A production-quality Python package for continuous glucose monitor (CGM) data analysis and ML-ready feature extraction.
Project description
GlycoSignal
CGM analysis for Python. Compute any glycemic metric individually, or generate ML-ready feature matrices from sliding windows.
Installation
pip install GlycoSignal
Optional extras:
pip install "GlycoSignal[dev]" # pytest, black, ruff, mypy
pip install "GlycoSignal[report]" # HTML reports (adds Jinja2)
Input Data Format
GlycoSignal reads CSV files. Your CSV needs at minimum a timestamp column and a glucose column.
| Column | Type | Required | Description |
|---|---|---|---|
Timestamp |
datetime | Yes | Reading timestamp (any format pandas can parse) |
Glucose |
float | Yes | Glucose value in mg/dL |
subject |
string | For multi-subject files | Subject or patient identifier |
Column names are auto-detected. You do not need to rename your columns before loading. GlycoSignal recognizes these common names (case-insensitive):
- Timestamp:
Timestamp,time,datetime,date_time,date - Glucose:
Glucose,Glucose Value (mg/dL),gl,sgv,glucose_mg_dl,bg,blood_glucose - Subject:
subject,id,ptid,patient_id,subjectid
If your column names are not recognized, pass them explicitly:
df = glycosignal.load_csv("data.csv", timestamp_col="time_utc", glucose_col="bg_mg_dl")
Example CSV (single subject):
Timestamp,Glucose
2024-01-15 08:00:00,123
2024-01-15 08:05:00,121
2024-01-15 08:10:00,125
Example CSV (multiple subjects in one file):
Timestamp,Glucose,subject
2024-01-15 08:00:00,123,P001
2024-01-15 08:00:00,135,P002
2024-01-15 08:05:00,121,P001
2024-01-15 08:05:00,140,P002
Working with multiple subjects
If your data has multiple subjects in one file, use load_cgm_file and specify which column identifies each subject:
from glycosignal import io
df = io.load_cgm_file("all_subjects.csv", subject_col="ptid")

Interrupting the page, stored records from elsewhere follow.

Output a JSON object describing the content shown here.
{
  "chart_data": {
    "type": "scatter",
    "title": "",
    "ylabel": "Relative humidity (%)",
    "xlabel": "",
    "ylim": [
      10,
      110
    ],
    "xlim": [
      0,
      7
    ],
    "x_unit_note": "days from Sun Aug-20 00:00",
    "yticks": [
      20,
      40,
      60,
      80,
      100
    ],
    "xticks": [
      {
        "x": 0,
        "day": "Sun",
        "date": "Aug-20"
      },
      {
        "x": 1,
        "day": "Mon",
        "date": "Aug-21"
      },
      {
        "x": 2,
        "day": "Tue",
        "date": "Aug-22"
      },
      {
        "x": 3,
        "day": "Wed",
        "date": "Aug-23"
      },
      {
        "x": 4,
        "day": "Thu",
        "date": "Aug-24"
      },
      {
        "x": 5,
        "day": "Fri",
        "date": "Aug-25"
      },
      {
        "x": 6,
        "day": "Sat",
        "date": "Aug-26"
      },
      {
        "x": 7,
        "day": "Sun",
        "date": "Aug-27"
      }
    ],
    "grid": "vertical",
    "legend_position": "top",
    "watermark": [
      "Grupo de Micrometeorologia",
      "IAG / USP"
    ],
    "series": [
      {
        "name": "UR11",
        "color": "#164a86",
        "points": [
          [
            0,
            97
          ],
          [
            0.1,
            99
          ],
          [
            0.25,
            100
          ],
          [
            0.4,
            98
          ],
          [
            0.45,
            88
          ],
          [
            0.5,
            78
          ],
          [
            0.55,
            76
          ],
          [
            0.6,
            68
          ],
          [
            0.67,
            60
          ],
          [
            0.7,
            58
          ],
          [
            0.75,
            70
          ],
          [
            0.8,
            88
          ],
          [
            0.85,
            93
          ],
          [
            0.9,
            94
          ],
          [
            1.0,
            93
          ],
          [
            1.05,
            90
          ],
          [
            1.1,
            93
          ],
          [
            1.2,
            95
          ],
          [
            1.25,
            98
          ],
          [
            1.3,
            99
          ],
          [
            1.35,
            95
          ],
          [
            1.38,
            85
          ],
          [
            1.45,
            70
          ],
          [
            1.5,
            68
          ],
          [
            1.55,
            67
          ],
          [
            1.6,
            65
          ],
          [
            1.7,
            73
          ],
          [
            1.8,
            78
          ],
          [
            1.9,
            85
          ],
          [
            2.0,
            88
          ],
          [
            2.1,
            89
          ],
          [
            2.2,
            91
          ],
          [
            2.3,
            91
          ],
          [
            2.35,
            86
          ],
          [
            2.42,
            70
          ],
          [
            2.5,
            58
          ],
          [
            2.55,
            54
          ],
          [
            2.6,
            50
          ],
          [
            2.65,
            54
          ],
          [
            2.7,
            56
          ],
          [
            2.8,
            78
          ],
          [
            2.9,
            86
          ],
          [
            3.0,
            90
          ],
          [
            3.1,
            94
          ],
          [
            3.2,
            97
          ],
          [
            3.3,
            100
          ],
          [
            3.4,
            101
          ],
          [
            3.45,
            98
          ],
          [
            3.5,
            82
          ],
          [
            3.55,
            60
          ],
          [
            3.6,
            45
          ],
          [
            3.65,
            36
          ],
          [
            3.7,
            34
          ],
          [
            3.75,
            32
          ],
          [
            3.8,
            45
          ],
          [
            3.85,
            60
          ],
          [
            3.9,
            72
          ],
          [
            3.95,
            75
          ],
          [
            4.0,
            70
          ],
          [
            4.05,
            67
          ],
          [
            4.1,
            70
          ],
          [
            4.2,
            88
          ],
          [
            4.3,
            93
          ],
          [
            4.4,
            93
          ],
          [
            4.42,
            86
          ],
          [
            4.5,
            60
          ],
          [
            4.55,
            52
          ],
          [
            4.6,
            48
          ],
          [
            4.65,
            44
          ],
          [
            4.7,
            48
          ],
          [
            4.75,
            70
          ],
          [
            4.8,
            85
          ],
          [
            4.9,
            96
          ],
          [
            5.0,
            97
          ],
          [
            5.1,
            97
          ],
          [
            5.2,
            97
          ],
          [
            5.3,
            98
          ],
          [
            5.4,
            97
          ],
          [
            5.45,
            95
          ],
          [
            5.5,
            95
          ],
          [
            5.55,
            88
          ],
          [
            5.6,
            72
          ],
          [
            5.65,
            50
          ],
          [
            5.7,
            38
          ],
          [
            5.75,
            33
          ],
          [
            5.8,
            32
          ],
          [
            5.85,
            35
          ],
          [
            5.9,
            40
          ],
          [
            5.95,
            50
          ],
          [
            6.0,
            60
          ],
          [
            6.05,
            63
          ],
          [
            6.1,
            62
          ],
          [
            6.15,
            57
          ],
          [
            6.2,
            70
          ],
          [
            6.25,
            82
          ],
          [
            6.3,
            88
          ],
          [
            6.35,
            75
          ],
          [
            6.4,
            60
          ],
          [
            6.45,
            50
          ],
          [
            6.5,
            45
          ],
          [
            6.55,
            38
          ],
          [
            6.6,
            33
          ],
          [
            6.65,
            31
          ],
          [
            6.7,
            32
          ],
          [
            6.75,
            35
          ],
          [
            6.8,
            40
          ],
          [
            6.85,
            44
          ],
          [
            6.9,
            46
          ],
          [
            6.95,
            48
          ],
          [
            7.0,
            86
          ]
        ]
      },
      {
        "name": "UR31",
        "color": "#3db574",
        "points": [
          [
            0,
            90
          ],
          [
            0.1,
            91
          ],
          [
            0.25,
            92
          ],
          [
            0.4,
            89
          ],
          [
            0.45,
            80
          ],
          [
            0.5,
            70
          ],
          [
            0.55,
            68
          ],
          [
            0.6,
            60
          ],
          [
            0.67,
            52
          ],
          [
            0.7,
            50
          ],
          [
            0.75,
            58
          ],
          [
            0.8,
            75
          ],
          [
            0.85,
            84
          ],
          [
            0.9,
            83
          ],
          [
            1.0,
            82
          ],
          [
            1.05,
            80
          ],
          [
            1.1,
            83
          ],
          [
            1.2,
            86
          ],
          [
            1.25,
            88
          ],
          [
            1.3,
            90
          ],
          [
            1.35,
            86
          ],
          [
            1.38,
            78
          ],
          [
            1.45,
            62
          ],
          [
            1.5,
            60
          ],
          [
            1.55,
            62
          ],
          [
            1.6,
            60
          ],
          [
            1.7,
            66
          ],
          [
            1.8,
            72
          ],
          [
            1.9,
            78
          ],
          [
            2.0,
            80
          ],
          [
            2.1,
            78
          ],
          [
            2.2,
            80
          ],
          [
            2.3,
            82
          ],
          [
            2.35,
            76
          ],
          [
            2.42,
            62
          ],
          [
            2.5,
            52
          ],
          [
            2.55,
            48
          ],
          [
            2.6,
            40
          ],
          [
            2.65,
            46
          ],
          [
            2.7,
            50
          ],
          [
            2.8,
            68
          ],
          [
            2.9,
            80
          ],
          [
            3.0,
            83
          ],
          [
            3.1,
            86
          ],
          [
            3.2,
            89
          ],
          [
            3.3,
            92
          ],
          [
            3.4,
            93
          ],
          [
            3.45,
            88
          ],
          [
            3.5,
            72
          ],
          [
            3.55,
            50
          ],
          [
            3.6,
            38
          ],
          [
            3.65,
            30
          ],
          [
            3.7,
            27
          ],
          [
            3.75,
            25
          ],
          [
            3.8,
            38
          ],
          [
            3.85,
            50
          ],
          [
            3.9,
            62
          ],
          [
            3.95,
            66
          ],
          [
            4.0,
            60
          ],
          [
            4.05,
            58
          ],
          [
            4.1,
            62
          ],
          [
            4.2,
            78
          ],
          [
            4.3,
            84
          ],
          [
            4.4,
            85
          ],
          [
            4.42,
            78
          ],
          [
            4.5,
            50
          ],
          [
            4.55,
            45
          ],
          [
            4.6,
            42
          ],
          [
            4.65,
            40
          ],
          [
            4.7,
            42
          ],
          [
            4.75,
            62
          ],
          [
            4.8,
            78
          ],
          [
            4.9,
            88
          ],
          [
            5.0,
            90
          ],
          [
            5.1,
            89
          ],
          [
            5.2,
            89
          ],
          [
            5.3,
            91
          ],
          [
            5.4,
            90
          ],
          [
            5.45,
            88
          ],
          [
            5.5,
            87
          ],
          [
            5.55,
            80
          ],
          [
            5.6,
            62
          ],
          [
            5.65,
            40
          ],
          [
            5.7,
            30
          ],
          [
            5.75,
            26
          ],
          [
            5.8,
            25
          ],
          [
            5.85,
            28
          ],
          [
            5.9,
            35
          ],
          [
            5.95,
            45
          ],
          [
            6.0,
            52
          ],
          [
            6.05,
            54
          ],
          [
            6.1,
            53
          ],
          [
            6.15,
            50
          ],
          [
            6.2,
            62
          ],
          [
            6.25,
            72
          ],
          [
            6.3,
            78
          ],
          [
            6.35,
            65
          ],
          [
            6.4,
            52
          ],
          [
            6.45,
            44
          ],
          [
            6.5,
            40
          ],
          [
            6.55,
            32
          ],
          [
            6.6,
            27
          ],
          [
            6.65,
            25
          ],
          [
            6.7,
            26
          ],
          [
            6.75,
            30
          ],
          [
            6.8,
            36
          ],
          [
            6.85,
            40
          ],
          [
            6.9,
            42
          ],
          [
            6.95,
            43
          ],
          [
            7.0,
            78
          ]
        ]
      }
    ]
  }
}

If each subject is in a separate CSV file inside a folder, use load_cgm_folder. It auto-derives a subject column from each filename:
df = io.load_cgm_folder("data/subjects/")
# Adds 'subject' and 'filename' columns automatically
When building sliding windows or feature maps from multi-subject data, use group_col to process each subject independently:
from glycosignal import windows, features
result = windows.create_sliding_windows(df, window_hours=24, group_col="subject")
X = features.build_feature_map(result.windows)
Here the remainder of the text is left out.